• Jonathan Edgeley

Mental Health Awareness Week 20 - What is Recovery?

Updated: Dec 28, 2020

Recovery is a word that has, unfortunately, become synonymous with abstinence and, more particularly, with 12 step abstinence based recovery programmes. I say unfortunately because looking at that word from that perspective, probably, serves to exclude more than it includes.

The term recovery should never be used in an exclusive capacity, it should always have an inclusivity that embraces flexibility, adaptability, cohesiveness, diversity, energy and stability. Options including 12 step/abstinence based, faith based, natural/spontaneous, SMART, medically assisted, intuitive and controlled use, etc. and multiples therein should always be given equal credibility. Metaphorically speaking, recovery is a very personal jigsaw puzzle. We take pieces from all over the place and construct it as we progress. For some, when the puzzle is complete, there is a sense of being recovered, for others the puzzle may involve a lifelong process with the construction being pretty much the journey. Maybe for these people the puzzle is never really complete, the essence being the process rather than the end state and they may identify themselves as being in recovery.

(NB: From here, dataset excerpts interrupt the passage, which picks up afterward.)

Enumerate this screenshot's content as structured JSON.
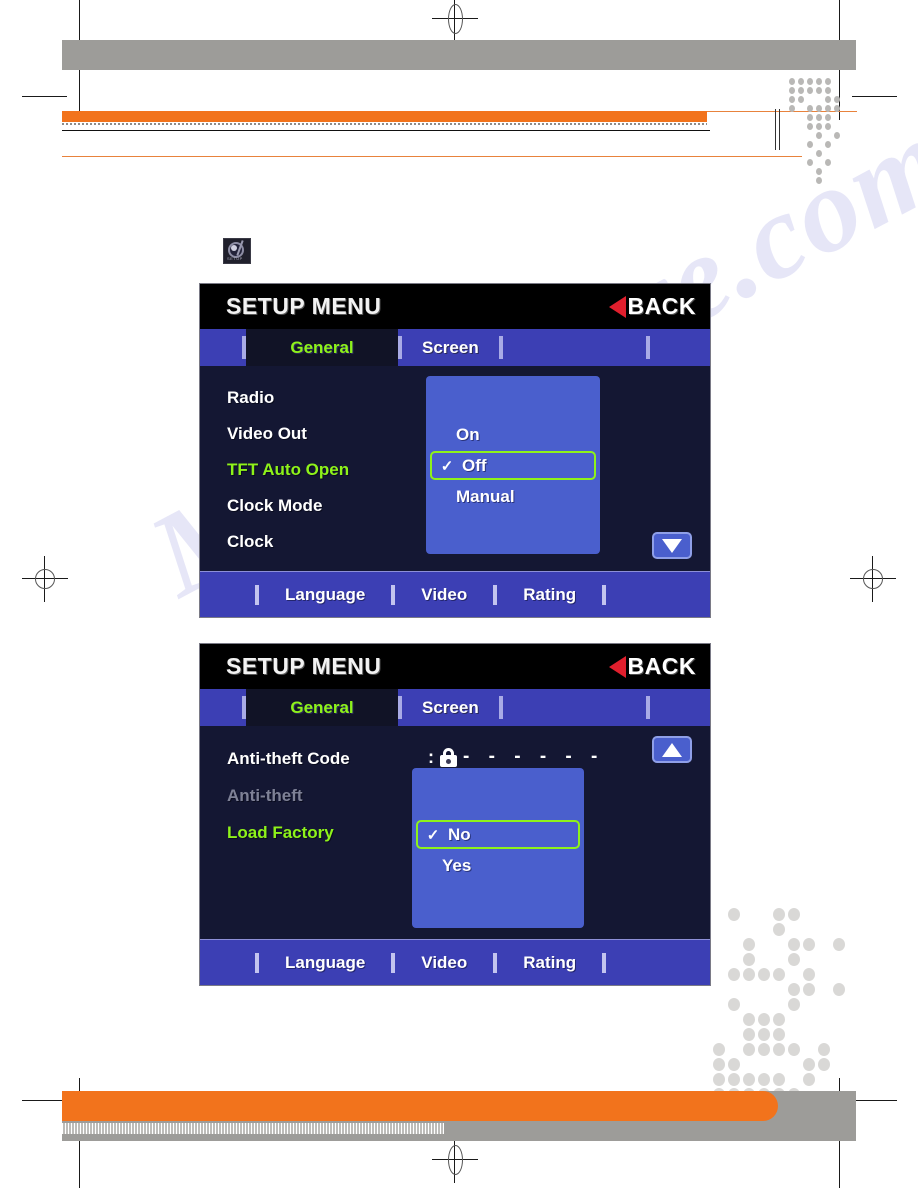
{
  "page": {
    "kind": "printed-manual-page",
    "accent_orange": "#f2731c",
    "accent_gray": "#9d9c99",
    "watermark_text": "Manualslive.com"
  },
  "setup_icon": {
    "name": "setup-icon",
    "caption": "SETUP"
  },
  "screens": [
    {
      "id": "tv-general-tft",
      "title": "SETUP MENU",
      "back": {
        "label": "BACK",
        "arrow_color": "#e01f2d"
      },
      "tabs": [
        {
          "label": "General",
          "active": true
        },
        {
          "label": "Screen",
          "active": false
        }
      ],
      "menu_items": [
        {
          "label": "Radio",
          "state": "normal"
        },
        {
          "label": "Video Out",
          "state": "normal"
        },
        {
          "label": "TFT Auto Open",
          "state": "selected"
        },
        {
          "label": "Clock Mode",
          "state": "normal"
        },
        {
          "label": "Clock",
          "state": "normal"
        }
      ],
      "option_box": {
        "options": [
          {
            "label": "On",
            "checked": false,
            "highlighted": false
          },
          {
            "label": "Off",
            "checked": true,
            "highlighted": true
          },
          {
            "label": "Manual",
            "checked": false,
            "highlighted": false
          }
        ],
        "check_glyph": "✓"
      },
      "nav_button": {
        "name": "scroll-down-button",
        "direction": "down"
      },
      "bottom_items": [
        "Language",
        "Video",
        "Rating"
      ]
    },
    {
      "id": "tv-general-antitheft",
      "title": "SETUP MENU",
      "back": {
        "label": "BACK",
        "arrow_color": "#e01f2d"
      },
      "tabs": [
        {
          "label": "General",
          "active": true
        },
        {
          "label": "Screen",
          "active": false
        }
      ],
      "menu_items": [
        {
          "label": "Anti-theft Code",
          "state": "normal"
        },
        {
          "label": "Anti-theft",
          "state": "disabled"
        },
        {
          "label": "Load Factory",
          "state": "selected"
        }
      ],
      "code_row": {
        "colon": ":",
        "lock_icon": "lock-icon",
        "dashes": "- - - - - -"
      },
      "option_box": {
        "options": [
          {
            "label": "No",
            "checked": true,
            "highlighted": true
          },
          {
            "label": "Yes",
            "checked": false,
            "highlighted": false
          }
        ],
        "check_glyph": "✓"
      },
      "nav_button": {
        "name": "scroll-up-button",
        "direction": "up"
      },
      "bottom_items": [
        "Language",
        "Video",
        "Rating"
      ]
    }
  ]
}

Any pattern of behaviour or way of thinking we find ourselves repeating, over sustained periods of time, naturally results in bunches of neurones, within our brains, becoming strongly attached. It’s very much like electrical circuitry, the more power we need for an appliance the larger the wires and fuses we need to support it. Repeating thinking and/or behaviours means the wires and connections within our brains become reinforced and larger. Every time we learn something it’s pretty much the same thing and learning to use substances and/or behaviours to manage emotions results in changes in brain circuitry. It’s called neuroplasticity, it happens almost every second of every day, it’s how we learn and it’s how both our brains and ourselves develop. In addiction, and many other mental health conditions, these changes become not unlike eight lane motorways. Taking drugs, drinking alcohol, gambling and/or thinking or behaving in a particular way becomes almost the only way to feel good and our brains keep convincing us so by limiting the production of our natural feel good brain chemicals. That’s why, when we stop using, drinking, etc. we feel worse, not better. We have to wait a while, eat and do the right things, whilst our brains begin to make sufficient feel good chemicals to make a difference.

This is why family involvement is so important when we are talking about recovery, in whatever form it takes. As human beings we function best as part of a social system, unfortunately as addiction and/or mental health problems progress they often have a detrimental effect on that very social system. Whole families can, and often do, becomes very dysfunctional, sick and certainly not very good places for recovery to occur within. They find themselves being sucked into a world of addiction and begin to treat the addicted person as a child, absolving them of almost all responsibility and blaming them for almost everything going wrong. The whole family become locked in patterns of behaviour that reinforce this culture and find it very difficult to change because the perceived consequences are often so dire that it fills everyone with fear and dread. Recovery will only take place where there are the conditions that allow it to. Just like a seed that is going to need water, soil, warmth and light for it to germinate and grow, so recovery needs certain things also. Recovery needs to be surrounded by hope, freely given by people who care. It needs the belief, compassionate curiosity and loving kindness of a none stressed family for it to germinate and flourish. It also needs people around who can suspend their judgements and learn to accept as, inevitably, risks are taken, mistakes are made and the pain of consequences begin to inform the new consciousness.

In essence addiction and mental health problems are family issues. When we learn to accept this we can begin to also accept that they need family solutions.